持ち手が雑で乱暴にしても、戦いの際に、道具が壊れることはあまりないのだ。

だが、何はともあれ当たらなければただの児戯。

フィラキは、振り下ろされる鉈を避けるべき瞬間が来た時に、後ろに飛び。

顔を半分覆う様に手甲を構え。鉈を振り下ろされるたびに舞う、砕けた石床の欠片から片目を守る。

視界の確保は基本だ。相手の動きを見なければ、避けることも攻撃することも普通はできないのだから。


(――来た!)

「ホォアアアア!!」


フィラキは、備え気を引き締める。

化物が鉈で壁を削り、火花散しながら、繰り出さす大振りの横薙ぎ。

触れようものなら、無事では済まないだろうが、フィラキはそれを好機の時と見た。


「はっ!」


タッと駆け出したフィラキは、跳躍しながら繰り出された横薙ぎを飛び越えて。

目のない顔をすれ違い様に、小剣で振り抜き。


「イァアアア!」


化物の薄汚れた皮膚を斬り、鮮血と悲鳴を出させた。

だが、決着はまだついていない。


(ギリギリで逸らされたわね)


フィラキの一閃は、化物の頬を裂いただけに過ぎず。

もっと大きく体を切り裂くならともかく、それでは化物は殺せない。斬るべきは、弱点()だからだ。
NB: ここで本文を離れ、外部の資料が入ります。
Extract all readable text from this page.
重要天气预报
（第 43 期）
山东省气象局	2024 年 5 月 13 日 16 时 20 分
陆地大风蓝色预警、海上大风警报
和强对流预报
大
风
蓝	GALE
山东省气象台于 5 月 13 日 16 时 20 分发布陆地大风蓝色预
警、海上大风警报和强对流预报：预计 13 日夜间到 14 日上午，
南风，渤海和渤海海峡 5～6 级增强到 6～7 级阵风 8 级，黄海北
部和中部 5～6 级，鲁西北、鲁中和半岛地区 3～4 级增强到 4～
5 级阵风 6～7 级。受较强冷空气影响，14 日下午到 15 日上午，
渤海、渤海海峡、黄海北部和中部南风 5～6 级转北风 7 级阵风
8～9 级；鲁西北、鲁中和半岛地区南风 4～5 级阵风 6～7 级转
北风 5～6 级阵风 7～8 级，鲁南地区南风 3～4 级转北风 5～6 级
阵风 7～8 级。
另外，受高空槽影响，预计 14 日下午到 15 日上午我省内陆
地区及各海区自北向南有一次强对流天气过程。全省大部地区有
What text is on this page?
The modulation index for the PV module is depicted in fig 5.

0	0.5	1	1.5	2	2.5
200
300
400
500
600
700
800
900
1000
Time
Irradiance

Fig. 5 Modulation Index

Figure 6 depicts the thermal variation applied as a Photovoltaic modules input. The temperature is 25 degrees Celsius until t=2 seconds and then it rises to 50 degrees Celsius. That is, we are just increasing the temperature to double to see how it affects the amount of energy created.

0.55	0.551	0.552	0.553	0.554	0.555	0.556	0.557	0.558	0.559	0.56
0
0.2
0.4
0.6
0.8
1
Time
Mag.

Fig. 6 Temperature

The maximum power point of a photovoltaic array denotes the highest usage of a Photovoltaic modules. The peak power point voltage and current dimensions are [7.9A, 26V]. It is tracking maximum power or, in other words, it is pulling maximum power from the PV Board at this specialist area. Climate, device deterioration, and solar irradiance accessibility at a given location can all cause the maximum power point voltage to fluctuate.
床に着地したフィラキは、逆手に持っていた小剣を順手に持ち替え。初速が出せる様に、四つん這い。

美しき赤髪の毛先が、血に汚れた床に触れる事を厭わぬ程頭を下げ、扇情的な線を描く尻を突き上げ。

手と足で、床を叩き。


化物が振り向く前に、脚の腱。人の形を成している以上。

そこもまた、命に重く関わるかは別として、弱点となっている箇所に。

這うような姿は蛇、けれども速さは獣の如く。

フィラキは化物のふくらはぎに小剣を突き立て、すぐさま振り下ろす。


「アアアアアア!!」


再び響く化物の声は、また悲鳴だった。

斬られ血を吹き出す左脚は、しばらくは使い物にならないだろう。

だが何よりも、そんな攻撃を受けたら、二本しかない支えを急に失ったことで、体がぐらつき。

化物であろうとうつ伏せに倒れる。


そして、そこに生まれた隙を見逃す程フィラキは鈍くない。

フィラキは、脚を斬った直後には、次の攻撃に動き始めていた。


跳躍。そして、片足を重心に、化物の心臓部位に落下の衝撃がそのまま伝わる様に、飛び蹴りを食らわせ。

空いていた左手で化物を顔を握り、石床に押し付け。

小剣を化物の頭に、脳に突き立てた。


「オォガアアァァ……」


化物は、衝撃のあまりか、ピンと四肢を伸ばした後。

ぐたりと、化物は全身に地に付けた。